Важный вывод
Иногда вина не приходит сама. Мы тащим её за собой. Прячем за шутками. Растворяем в делах. Но она всё равно говорит с нами голосом детства.
Вина – это не всегда про “плохо сделал”. Часто это про “я не могу простить себе, что был маленьким, слабым, человеком”.
Часть вторая: Вкус солярки, или как я пыталась стать хорошей
Смешная – если рассказать спустя годы. Абсурдная – если пытаться её объяснить. Но тогда, в моменте, внутри всё было очень серьёзно.
После истории с огурцами прошло немного времени, и в нашей деревне произошло событие, которое по-настоящему радовало всех – у нас наконец появилась своя колонка. До этого мы таскали воду от соседей, шланги, ведра, неудобства – всё это стало прошлым. Колонка работала, вода шла. Все улыбались. Я видела, что все довольны… но мне почему-то этого было мало.
Мне показалось, что счастья недостаточно. Что радости слишком тихие. Что надо как-то усилить событие. Детская мысль возникла неожиданно: а что если туда добавить солярки?
Сначала капнула на снежок. Но показалось недостаточным. Потом взяла полканистры соляры и просто вылила её внутрь колонки. И даже решила – надо прокачать, чтобы «разошлось».
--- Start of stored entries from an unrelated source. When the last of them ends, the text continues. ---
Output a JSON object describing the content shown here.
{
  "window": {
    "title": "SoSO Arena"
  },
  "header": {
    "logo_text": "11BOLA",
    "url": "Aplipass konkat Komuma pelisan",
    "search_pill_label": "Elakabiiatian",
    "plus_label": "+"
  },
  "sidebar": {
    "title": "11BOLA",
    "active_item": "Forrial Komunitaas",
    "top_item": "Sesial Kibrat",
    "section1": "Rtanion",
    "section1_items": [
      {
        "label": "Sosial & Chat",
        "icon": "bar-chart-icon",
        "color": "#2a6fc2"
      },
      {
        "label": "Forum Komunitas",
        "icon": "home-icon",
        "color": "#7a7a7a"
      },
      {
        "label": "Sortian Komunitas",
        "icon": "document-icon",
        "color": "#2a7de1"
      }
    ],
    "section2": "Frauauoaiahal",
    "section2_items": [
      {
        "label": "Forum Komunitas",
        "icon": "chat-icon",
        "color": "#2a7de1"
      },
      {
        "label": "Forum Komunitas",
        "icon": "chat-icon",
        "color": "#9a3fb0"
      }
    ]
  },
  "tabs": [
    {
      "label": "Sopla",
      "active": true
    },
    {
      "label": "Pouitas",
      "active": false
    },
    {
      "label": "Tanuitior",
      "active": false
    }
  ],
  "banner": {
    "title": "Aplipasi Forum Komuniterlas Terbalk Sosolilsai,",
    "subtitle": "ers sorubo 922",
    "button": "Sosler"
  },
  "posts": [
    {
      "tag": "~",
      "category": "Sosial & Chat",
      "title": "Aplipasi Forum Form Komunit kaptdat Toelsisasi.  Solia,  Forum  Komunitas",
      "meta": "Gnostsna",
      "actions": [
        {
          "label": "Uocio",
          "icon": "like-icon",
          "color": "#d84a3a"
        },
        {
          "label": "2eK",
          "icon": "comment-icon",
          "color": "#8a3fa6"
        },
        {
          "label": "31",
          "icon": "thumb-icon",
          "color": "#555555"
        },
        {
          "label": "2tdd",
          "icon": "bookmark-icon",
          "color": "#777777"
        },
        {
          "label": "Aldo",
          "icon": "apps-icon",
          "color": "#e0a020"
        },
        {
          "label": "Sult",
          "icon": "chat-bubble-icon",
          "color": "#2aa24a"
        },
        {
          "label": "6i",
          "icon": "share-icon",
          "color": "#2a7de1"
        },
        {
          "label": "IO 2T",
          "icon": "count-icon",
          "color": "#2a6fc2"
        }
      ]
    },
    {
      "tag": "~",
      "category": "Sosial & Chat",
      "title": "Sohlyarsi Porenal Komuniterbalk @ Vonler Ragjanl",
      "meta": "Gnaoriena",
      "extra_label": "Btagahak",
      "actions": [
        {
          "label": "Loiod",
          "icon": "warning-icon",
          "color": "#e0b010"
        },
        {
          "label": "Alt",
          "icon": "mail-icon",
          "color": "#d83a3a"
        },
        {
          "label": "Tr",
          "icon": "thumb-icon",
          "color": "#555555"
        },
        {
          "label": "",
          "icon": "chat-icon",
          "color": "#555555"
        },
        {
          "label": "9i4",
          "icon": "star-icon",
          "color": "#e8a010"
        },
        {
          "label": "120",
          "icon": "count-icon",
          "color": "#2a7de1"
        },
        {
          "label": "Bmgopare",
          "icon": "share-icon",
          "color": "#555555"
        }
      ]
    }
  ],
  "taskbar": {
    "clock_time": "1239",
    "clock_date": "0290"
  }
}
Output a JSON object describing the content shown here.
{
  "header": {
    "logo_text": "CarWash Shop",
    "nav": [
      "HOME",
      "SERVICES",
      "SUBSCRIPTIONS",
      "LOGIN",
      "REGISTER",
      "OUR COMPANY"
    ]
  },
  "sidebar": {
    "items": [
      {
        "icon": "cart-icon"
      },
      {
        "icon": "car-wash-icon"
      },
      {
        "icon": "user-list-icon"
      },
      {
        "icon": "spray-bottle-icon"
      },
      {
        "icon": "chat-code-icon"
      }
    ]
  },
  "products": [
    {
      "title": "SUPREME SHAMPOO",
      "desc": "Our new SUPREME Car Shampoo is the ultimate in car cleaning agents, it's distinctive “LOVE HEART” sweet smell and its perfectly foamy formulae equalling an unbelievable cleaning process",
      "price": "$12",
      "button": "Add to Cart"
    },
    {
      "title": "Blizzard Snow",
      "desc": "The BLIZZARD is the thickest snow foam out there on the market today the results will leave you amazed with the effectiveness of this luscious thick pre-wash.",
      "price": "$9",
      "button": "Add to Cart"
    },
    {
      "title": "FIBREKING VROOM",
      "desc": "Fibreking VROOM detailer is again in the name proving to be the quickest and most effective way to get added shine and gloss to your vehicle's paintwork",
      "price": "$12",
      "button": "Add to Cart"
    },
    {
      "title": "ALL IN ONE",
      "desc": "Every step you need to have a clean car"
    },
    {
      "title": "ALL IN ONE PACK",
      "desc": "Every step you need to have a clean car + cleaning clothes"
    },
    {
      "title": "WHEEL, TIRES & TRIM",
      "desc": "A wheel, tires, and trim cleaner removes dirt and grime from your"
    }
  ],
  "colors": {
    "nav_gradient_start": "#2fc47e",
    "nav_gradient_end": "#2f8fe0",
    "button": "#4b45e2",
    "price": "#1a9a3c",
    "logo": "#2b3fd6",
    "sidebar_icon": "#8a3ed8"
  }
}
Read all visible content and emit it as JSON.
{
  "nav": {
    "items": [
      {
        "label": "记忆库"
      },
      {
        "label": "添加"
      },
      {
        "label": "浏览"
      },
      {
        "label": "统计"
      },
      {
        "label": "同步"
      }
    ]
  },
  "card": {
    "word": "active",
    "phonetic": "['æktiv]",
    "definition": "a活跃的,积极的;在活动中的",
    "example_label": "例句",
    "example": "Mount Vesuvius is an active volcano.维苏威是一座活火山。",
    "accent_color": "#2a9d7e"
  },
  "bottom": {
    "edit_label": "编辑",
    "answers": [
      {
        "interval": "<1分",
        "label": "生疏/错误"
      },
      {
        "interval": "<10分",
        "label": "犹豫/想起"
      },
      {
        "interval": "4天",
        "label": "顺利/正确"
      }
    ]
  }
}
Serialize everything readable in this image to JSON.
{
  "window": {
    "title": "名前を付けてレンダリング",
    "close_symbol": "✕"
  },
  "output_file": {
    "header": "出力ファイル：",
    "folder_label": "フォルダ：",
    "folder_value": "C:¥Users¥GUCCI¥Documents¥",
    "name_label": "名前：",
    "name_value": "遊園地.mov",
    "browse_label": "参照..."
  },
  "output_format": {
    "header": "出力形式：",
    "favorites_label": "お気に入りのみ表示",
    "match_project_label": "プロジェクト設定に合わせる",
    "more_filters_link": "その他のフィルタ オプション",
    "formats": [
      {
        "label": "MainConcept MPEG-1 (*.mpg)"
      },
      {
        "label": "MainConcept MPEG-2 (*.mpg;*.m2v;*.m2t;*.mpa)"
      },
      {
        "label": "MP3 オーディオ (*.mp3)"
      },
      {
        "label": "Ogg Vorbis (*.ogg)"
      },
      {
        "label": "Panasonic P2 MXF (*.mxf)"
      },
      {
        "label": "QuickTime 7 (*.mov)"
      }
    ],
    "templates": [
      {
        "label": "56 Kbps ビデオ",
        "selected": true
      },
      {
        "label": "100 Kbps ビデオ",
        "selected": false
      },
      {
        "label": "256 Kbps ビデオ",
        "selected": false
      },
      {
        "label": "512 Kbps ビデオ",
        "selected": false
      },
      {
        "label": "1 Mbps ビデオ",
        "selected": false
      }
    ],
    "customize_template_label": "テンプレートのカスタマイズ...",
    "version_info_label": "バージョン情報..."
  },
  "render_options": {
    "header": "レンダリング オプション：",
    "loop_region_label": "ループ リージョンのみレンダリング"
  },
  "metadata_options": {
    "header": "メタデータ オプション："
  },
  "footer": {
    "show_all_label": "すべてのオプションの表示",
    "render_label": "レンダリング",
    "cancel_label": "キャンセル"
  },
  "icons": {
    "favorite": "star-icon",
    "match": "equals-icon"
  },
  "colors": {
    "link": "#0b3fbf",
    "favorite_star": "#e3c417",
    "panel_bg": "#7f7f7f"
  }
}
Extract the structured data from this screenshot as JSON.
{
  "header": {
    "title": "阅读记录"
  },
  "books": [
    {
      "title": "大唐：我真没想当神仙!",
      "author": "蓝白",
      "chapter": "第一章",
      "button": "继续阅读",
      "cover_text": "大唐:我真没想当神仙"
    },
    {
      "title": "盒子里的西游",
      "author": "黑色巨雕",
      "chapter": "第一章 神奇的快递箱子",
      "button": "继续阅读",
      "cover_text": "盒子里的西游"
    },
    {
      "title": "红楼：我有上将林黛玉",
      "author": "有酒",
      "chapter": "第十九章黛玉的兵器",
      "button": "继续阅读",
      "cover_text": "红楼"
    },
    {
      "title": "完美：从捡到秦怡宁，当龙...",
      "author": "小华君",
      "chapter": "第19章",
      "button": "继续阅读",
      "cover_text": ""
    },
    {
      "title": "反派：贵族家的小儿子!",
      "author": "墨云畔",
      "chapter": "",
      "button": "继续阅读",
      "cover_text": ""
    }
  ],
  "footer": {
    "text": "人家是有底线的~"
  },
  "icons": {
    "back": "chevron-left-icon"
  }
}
Я не помню, о чём думала – возможно, вообще ни о чём. Возможно, о том, что это как-то привнесёт в меня значимость, что-то оживит. Когда бабушка обнаружила запах солярки в питьевой воде, час расплаты наступил очень быстро. Я спряталась в курятнике и так цеплялась за доски, что вырвала перья из курицы. Меня вытащили за волосы. Бабушка кричала, дед молчал, и я опять была в эпицентре катастрофы.
О какой вине здесь речь?
Меня не интересовали их потери, труды, неудача – я думала только о себе. Но чувствую ли я сейчас за это настоящую вину?
Да, но не за испорченную колонку. Моё чувство вины возникло только из-за того, что бабушка стала относиться ко мне плохо. Что я оказалась не такой внучкой, какой «нужно было быть». Опять – про чужие ожидания. Опять – про страх утратить любовь.
Я не сожалела о самой колонке. Мне было больно не из-за их последствий, а из-за того, что я упала в их глазах. Моё чувство вины – это был не отклик на свою жестокость или неосознанность. Это было бессознательное желание: заслужить обратно тепло.
И вот что интересно: в возрасте пяти лет моё поведение, как и у многих детей, было продиктовано не злобой, не расчётом, не подлостью. А одиночеством. Непониманием, как иначе быть замеченной. Желанием хоть на секунду стать «особенной».